Liputan6.com, Yogyakarta - Ratusan remaja di Jogja berikrar menolak pernikahan dini dalam Aksi Generasi Berencana (GenRe) di Pasar Seni Gabusan Bantul. Kampanye menunda pernikahan di usia dini itu diwujudkan dengan membuat mural yang berisi beragam pesan bagi remaja.
Kegiatan yang diselenggarakan oleh Badan Kependudukan dan Keluarga Berencana Nasional (BKKBN) ini mengambil tema Ngumbar Yuk atau ngumpul bareng.
Selain mural tematik, acara sosialisasi itu juga diisi berbagai kegiatan yang kreatif dan edukatif, seperti pojok curhat, donasi buku, pemeriksaan kesehatan, konseling kesehatan reproduksi, dan pertunjukan seni.
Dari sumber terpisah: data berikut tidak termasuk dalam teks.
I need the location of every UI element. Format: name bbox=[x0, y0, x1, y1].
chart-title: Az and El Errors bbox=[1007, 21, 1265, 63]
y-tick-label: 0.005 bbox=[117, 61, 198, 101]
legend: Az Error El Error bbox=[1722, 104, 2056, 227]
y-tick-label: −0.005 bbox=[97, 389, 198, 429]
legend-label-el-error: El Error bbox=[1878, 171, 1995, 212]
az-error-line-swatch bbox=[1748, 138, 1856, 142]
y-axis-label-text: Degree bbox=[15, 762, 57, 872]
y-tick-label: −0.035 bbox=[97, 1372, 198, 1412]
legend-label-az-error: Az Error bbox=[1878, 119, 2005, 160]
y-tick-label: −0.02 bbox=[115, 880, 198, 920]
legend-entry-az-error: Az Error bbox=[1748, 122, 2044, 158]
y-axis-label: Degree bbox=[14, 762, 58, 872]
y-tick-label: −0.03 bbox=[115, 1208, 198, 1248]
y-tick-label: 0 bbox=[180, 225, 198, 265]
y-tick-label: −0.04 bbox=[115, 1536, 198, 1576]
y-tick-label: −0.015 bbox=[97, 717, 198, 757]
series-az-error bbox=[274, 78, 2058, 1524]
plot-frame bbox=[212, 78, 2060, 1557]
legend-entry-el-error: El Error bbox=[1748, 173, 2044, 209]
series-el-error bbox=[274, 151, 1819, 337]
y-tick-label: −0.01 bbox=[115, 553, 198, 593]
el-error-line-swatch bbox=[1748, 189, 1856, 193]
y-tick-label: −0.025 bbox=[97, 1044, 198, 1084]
"GenRe merupakan intervensi terhadap tantangan dan permasalahan remaja di Indonesia," ujar Kepala BKKBN Surya Chandra Surapaty, Minggu, 23 April 2017.
Ia menyebutkan berdasarkan Proyeksi Penduduk Indonesia 2010-2035, jumlah generasi muda usia 10-24 tahun di Indonesia mencapai 66,3 juta jiwa pada 2016. Artinya, satu di antara setiap empat orang Indonesia adalah remaja.
Baca Juga
Advertisement
Menurut Surya, jumlah remaja yang besar menjadi aset yang luar biasa bagi bangsa dan negara Indonesia apabila dikelola dengan baik. "Karena itu membina mereka adalah investasi masa depan," ucapnya.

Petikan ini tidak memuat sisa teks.